H0:The observed frequencies matches the expected frequencies.
H1:The observed frequencies do not match the expected frequencies
# install.packages("readxl")
library(readxl)
dataset <- read_excel("C:/Users/konifade/Downloads/RQ1.xlsx")
observed <- table(dataset$Dessert)
print(observed)
##
## Cheesecake ChocoCake Tiramisu
## 171 258 119
expected <- c(1/3, 1/3, 1/3)
chisq_gfit <- chisq.test(observed, p = expected)
print(chisq_gfit)
##
## Chi-squared test for given probabilities
##
## data: observed
## X-squared = 54.004, df = 2, p-value = 1.876e-12
W <- sqrt(chisq_gfit$statistic / sum(observed))
W
## X-squared
## 0.3139217
A Cohen’s W of 0.314 indicates a moderate difference between the observed and expected frequencies, reflecting a moderate effect size.

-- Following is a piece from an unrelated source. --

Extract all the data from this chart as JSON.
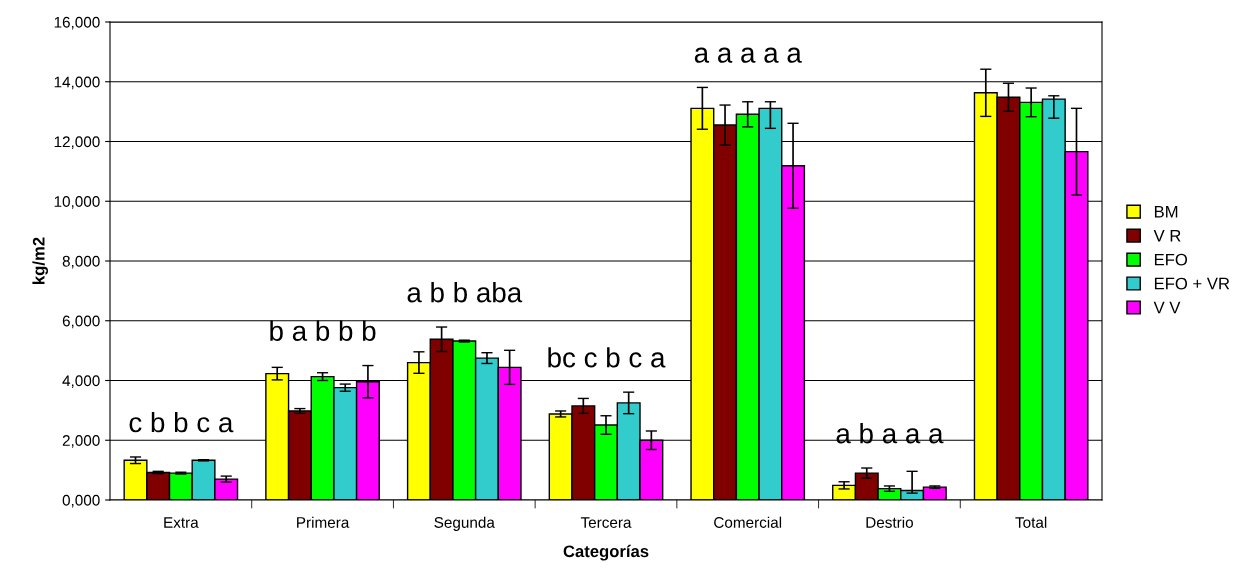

barplot(rbind(observed, expected * sum(observed)),
beside = TRUE,
col = c("skyblue", "orange"),
names.arg = names(observed),
legend.text = c("Observed", "Expected"),
main = "Dessert Preferences: Observed vs Expected")
A Chi-Square Goodness-of-Fit Test was conducted to determine whether dessert type preference (Cheesecake, ChocoCake , Tiramisu) was different from an equal distribution (33.33%, 33.33%, 33.33%) among 548 participants. There was a statistically significant difference in dessert type preferences, χ²(2, N = 548) = 54.004, p < .001. Participants preferred chococake more than cheesecake or tiramisu. The effect size was medium (Cohen’s W = 0.314).